Home » Arts & Culture » Design Zim – the Traditional Kitchen [column]

The National Gallery of Zimbabwe — in Harare, situated on Julius Nyerere with its back to Harare Gardens, is an airy space full of light, high windows and white walls. When I visited tha place on Sunday morning I was almost alone — except for a prominent local lawyer appreciating the art and buying a couple of books in the Gallery shop.

Luckily we do have some patrons of the arts amongst our professionals who support art, artists and our institutions — because otherwise — we would be losing much of our cultural heritage.

Currently on exhibition is the Shona Traditional Kitchen. Curated by Gallery Director Doreen Sibanda and Saki Mafundikwa (founder of ZIVA — Zimbabwe’s first college of Graphic Design), the exhibition pays tribute to local design traditions and appreciates the domestic heart space. A beautiful kitchen is re-created in the gallery – its curved plaster wall polished to a high silver black gloss, patterned rows of decorated shelves loaded with traditional and modern cooking pots, enamel and china plates and mugs.

Domestic artefacts — stools, grinding stones, mats and baskets — bear testimony to the connection and continuum between past and present. The traditional kitchen is the heart of the home –the mother’s space — where food is prepared, where there is warmth, shelter and comfort around the fire, where stories are told.
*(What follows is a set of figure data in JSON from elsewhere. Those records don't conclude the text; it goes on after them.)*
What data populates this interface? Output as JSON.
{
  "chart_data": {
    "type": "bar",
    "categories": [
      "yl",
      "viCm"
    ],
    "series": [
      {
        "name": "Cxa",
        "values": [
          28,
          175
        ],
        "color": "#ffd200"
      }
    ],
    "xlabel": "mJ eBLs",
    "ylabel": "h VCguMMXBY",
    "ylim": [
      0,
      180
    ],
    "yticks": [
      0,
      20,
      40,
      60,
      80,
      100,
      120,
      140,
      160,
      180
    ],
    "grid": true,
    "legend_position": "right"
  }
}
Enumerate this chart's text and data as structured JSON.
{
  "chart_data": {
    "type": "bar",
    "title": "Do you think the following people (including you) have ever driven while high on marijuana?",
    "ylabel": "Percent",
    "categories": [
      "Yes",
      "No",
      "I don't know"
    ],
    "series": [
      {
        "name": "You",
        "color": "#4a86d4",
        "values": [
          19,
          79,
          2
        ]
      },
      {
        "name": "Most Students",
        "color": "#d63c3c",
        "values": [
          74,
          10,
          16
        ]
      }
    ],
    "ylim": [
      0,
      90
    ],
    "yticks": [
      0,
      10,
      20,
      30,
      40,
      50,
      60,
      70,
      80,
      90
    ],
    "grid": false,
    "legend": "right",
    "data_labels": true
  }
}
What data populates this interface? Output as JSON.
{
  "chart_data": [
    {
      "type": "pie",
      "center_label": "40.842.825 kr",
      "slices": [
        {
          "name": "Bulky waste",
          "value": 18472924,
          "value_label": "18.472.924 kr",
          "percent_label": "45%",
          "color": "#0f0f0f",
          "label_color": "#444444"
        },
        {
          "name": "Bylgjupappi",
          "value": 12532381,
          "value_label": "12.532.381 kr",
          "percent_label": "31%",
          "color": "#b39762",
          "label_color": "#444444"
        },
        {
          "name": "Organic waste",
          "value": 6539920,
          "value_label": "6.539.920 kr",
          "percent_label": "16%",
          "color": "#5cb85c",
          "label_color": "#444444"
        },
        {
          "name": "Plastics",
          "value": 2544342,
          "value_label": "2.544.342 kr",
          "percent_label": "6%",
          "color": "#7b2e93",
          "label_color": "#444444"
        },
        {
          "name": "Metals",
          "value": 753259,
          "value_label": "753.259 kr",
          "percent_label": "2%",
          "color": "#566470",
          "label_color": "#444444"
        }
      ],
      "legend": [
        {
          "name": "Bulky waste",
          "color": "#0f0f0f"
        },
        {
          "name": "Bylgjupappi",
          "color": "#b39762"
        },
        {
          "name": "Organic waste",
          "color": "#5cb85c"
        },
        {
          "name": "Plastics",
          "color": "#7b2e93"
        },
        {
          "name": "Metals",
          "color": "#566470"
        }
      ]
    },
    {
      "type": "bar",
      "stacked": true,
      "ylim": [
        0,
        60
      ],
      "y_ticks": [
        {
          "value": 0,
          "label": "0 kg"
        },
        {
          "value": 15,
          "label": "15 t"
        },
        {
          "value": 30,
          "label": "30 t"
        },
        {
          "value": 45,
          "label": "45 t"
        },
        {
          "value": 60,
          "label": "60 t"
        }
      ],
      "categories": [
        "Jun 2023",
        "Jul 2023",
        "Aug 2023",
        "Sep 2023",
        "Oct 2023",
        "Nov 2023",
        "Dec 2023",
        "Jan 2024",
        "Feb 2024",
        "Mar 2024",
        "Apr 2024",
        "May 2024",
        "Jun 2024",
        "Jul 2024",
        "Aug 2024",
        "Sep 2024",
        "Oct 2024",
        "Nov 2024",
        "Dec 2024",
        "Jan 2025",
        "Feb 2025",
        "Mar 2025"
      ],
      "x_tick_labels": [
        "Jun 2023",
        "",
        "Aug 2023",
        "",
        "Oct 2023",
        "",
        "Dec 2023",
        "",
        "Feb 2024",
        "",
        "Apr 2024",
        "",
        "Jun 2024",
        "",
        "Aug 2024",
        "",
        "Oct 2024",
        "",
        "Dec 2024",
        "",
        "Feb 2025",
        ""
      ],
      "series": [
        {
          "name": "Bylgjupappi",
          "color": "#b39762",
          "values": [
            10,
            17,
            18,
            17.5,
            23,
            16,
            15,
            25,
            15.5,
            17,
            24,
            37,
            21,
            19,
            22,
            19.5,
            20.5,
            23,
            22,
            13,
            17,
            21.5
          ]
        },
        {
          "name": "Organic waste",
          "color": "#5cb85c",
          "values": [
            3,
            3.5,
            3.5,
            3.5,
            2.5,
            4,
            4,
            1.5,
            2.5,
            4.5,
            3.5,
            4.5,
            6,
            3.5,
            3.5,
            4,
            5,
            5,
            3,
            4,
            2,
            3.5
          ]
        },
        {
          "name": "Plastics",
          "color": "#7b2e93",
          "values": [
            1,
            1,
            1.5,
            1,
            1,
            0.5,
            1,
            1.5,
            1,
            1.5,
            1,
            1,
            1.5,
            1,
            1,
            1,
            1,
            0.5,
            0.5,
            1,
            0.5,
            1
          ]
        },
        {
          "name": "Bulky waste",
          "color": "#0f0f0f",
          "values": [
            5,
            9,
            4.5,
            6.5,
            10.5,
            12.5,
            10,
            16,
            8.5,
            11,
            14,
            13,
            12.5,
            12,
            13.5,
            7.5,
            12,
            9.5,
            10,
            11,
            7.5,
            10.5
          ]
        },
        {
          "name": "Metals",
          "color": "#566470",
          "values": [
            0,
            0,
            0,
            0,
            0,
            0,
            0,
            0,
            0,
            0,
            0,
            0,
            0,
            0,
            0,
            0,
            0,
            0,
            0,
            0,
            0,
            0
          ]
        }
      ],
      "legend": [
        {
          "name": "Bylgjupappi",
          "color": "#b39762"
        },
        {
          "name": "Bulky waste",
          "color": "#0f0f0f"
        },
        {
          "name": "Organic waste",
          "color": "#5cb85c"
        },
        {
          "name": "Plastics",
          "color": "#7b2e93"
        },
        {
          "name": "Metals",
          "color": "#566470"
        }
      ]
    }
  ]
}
The creative expression of the individual woman holds sway, showcasing her household implements, her pots, her means of feeding and nurturing her family.

This built kitchen structure forms a backdrop to a show of contemporary design of ceramics, furniture, fabrics and jewellery. A g feeling of hearth and home is created — bringing a sense of the womb-like warmth of the traditional kitchen into this bright upstairs space- and giving inspiration for our own homes, creativity and cooking.

Part of what keeps the Gallery going is FOG – Friends of the Gallery – a group of tireless art and culture enthusiasts who continue to invest time and energy into raising funds for gallery maintenance and to support talented artists. This week they organised an Art Auction, hosted by the Italian Ambassador at his residence.

Themed around waste as treasure — rubbish ruled the day! We were invited to dress in something recycled and some imaginative costumes were on display. The Ambassador looked very stylish in a suit made from La Lucie hessian coffee bags while Harry Davies of Harare News had hastily fashioned a tie out of one of his newspapers!

The winner was artist Lynn Barrie in a shimmering jacket made from what looked like plastic spoons but could well have graced a catwalk!

Prominent artists had painted rubbish bins with fabulous designs – dancers, enamel pots, animals, faces. Sponsored by different corporates and individuals, these bins will go to the City to brighten up city spaces and hopefully keep some litter off the streets. Much of the art also had a recycled feel with some amazing sculptures made entirely of found materials.

My favourite was a huge flat fish constructed from pieces of shoes, with a jaw made from old enamel plates. A filmmaker visiting from Joburg – known as a dealer in oil as well as art – snapped up several pieces – finding the prices a bargain.

Guests enjoyed coffee and cakes, smoked salmon pancakes, tiny sandwiches, grapes and cookies and during the auction, home-fired pizzas were offered on wooden boards by Embassy staff. (What would an Italian residence be without a pizza oven?) Kids got prizes for their artworks, adults got to dress up and appreciate some interesting art. Hope it all helps keep the Gallery alive. Traditional Kitchen exhibition runs till mid June.